Write the ISO to your USB drive using either of these tools:
- Ventoy: install it on the USB, then drag the ISO onto the Ventoy partition. Ventoy can host multiple rescue ISOs on the same drive, which is what I use in the shop.
- Rufus: a single-ISO writer if you only need this one tool. Select the ISO, leave the defaults, and click Start.

Step 2: Boot the Locked PC From the USB
Plug the USB stick into the locked PC and power it on. Tap the one-time boot menu key — F12 (Dell, Lenovo), F9 (HP), F11 (MSI, ASRock), or F8 (ASUS) — and select the USB drive from the list. Pick the UEFI entry on any PC built after 2012. After about 60 seconds Hiren’s BootCD PE loads to a familiar Windows-style desktop.
Tip: If the USB does not appear in the boot menu, enter the BIOS/UEFI, disable Secure Boot temporarily, enable USB Boot, and disable Fast Boot. Secure Boot can stay on for most modern Hiren’s builds, but some motherboards still reject it without signed entries.
Step 3: Open Windows Login Unlocker
- Click the Start button in the Hiren’s BootCD PE taskbar.
- Open All Programs > Security > Passwords.
- Launch Windows Login Unlocker.
The tool auto-detects the Windows installation on the system drive (usually C:\) and enumerates every user account. Each row shows the account name, whether it is an Administrator, whether it is currently enabled, and a Live ID column that reads Yes for Microsoft accounts and No for local accounts.
Step 4: Reset or Unlock the Account
Click the row for your locked account. The Reset or Unlock button in the bottom toolbar activates.

Local Account
- Select the account (Live ID = No).
- Click Reset or Unlock.
- Click OK to confirm. The password hash is cleared — the account will sign in with a blank password after reboot.
Microsoft Account
- Select the account (Live ID = Yes).
- Click Reset or Unlock.
- When prompted This will convert the Microsoft account to a local account. Continue?, click OK.
- The account now signs in as a local account with no password. You can re-link the Microsoft account from inside Windows after you are back in.
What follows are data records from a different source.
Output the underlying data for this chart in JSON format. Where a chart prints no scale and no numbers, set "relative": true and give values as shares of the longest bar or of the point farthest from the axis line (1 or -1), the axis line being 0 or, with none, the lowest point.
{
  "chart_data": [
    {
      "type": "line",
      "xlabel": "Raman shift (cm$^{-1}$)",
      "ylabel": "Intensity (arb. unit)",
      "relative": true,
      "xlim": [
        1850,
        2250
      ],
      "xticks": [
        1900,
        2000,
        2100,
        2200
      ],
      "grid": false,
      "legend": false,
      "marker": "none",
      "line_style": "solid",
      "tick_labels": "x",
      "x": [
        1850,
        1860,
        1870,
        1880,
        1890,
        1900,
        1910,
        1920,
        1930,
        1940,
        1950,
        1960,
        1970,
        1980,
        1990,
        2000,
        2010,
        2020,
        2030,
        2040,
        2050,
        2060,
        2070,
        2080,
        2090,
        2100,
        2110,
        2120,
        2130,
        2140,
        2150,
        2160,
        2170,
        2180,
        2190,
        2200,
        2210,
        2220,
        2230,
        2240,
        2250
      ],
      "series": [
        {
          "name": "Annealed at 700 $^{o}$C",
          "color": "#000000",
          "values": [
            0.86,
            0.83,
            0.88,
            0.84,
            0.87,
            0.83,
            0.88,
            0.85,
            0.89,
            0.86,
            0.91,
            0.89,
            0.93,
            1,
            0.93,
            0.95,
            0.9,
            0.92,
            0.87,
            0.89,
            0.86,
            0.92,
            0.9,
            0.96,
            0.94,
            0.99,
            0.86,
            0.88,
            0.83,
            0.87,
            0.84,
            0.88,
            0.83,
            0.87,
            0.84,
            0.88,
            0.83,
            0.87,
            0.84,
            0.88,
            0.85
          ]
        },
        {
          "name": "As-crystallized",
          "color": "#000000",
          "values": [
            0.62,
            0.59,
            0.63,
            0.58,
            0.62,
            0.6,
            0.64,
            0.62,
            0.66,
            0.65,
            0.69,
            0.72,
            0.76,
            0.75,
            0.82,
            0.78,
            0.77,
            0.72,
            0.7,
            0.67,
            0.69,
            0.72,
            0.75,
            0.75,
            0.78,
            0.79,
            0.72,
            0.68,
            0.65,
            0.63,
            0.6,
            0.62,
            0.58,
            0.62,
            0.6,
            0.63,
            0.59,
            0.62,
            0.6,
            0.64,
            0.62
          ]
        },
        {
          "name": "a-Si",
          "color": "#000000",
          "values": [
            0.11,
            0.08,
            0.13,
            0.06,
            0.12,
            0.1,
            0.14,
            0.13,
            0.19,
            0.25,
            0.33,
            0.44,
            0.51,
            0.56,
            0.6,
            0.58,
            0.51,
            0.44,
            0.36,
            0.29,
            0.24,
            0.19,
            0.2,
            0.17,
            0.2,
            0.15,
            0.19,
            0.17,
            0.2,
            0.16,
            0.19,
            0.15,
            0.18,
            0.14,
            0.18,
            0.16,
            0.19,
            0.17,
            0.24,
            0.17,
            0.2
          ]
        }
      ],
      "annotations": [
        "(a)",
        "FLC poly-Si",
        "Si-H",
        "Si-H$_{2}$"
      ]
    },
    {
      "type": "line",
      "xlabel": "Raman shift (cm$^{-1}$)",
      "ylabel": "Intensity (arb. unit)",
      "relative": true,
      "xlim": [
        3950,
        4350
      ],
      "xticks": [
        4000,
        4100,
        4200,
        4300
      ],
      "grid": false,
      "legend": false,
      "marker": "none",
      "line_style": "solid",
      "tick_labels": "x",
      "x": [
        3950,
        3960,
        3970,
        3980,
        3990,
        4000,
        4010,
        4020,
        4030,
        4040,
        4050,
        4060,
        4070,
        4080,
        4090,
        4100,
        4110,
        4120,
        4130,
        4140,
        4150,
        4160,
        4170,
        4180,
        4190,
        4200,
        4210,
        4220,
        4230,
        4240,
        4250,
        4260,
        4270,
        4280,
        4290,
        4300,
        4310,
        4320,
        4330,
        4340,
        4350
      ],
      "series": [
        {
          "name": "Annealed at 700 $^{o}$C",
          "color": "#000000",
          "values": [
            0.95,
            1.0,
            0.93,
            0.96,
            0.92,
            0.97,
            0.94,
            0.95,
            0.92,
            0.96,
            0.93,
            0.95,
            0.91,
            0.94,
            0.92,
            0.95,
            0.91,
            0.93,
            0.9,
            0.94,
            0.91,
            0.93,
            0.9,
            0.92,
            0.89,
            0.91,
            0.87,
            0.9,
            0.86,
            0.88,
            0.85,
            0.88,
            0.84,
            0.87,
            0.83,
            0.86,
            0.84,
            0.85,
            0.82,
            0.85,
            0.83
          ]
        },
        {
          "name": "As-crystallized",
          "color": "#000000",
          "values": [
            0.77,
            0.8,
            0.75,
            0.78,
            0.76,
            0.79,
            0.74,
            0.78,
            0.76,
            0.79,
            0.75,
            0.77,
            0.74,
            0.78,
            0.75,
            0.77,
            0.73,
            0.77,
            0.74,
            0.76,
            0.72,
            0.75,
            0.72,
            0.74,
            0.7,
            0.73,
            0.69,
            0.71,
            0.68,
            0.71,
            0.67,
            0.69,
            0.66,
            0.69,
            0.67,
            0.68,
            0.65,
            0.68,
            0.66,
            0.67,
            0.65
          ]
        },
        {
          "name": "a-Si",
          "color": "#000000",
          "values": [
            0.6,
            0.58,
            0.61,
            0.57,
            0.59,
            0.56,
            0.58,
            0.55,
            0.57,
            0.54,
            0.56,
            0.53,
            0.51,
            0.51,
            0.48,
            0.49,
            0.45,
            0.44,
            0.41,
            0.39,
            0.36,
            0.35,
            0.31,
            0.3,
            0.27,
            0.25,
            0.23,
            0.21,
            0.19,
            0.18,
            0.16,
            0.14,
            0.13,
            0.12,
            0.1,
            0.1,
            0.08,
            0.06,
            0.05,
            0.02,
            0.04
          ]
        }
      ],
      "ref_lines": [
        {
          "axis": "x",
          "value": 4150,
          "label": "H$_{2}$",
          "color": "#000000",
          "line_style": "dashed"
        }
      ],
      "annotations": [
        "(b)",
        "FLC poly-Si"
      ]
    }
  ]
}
Step 5: Reboot Into Windows
Close Windows Login Unlocker. Open the Hiren’s Start menu, click the arrow next to Shut Down, and pick Restart. Pull the USB drive out as the PC reboots. Windows comes up on the familiar login screen — click your account tile and Windows signs you in without prompting for a password.
After You Are Back In: Set a New Password
A blank password is not a permanent solution. Set a new one immediately:
- Press Ctrl + Alt + Del > Change a password.
- Leave Old password blank.
- Enter and confirm the new password.
To re-link a Microsoft account, open Settings > Accounts > Your info and click Sign in with a Microsoft account instead. Enter the Microsoft credentials and Windows reassociates the profile. If you prefer to stay on a local account permanently, see my Microsoft account bypass guide for the setup-time tricks that avoid the Microsoft sign-in entirely.
Troubleshooting
BitLocker prompts for a recovery key on boot. The system drive is encrypted. Sign in to aka.ms/myrecoverykey with the Microsoft account used to activate Windows and copy the 48-digit key. Enter it when prompted and the PC will boot into Hiren’s. Without the recovery key, the data on the drive cannot be accessed.
Windows Login Unlocker shows no users. The tool could not mount the Windows partition. Open Explorer, note which drive letter contains the Windows folder, and use the Browse button in Windows Login Unlocker to point at that drive’s SAM file manually.
Reset worked but Windows still asks for a PIN. Remove the PIN: click Sign-in options on the login screen, pick Password, and sign in with the blank password. Inside Windows, open Settings > Accounts > Sign-in options and remove the PIN, then set a new one.
The PC boots straight into Windows instead of the USB. Fast Boot is skipping the boot menu. Enter BIOS/UEFI (usually Del or F2), turn off Fast Boot, and retry the one-time boot menu key.
Frequently Asked Questions
Will this delete my files?
No. Windows Login Unlocker only clears the password hash in the SAM registry hive. Your user profile folder, desktop, documents, and installed apps stay intact. The password reset is non-destructive.
Can I keep the Microsoft account instead of converting it?
Not directly — Windows Login Unlocker has to demote the account to a local account to clear the password, because a Microsoft account password lives on Microsoft’s servers rather than on your PC. After you sign in, you can re-link the account from Settings > Accounts > Your info, which restores the Microsoft sign-in.
Does this work if BitLocker is turned on?
Yes, but you must provide the BitLocker recovery key before the PC will boot into Hiren’s. Windows 11 enables BitLocker automatically on Microsoft-account PCs that meet the hardware requirements, so check aka.ms/myrecoverykey first.
Is Hiren’s BootCD PE safe to use?
Yes. Hiren’s BootCD PE is maintained by the team at hirensbootcd.org and is a long-standing WinPE rescue environment used by repair shops worldwide. Download only from the official site to avoid repackaged builds with unwanted software.
Can I reuse the same USB on other PCs?
Yes. The rescue USB is generic — it works on any Windows 10 or Windows 11 PC that can boot from USB. This is why I recommend Ventoy: one USB stick can carry Hiren’s plus a Windows install ISO, a memory test, and any other rescue ISO you need.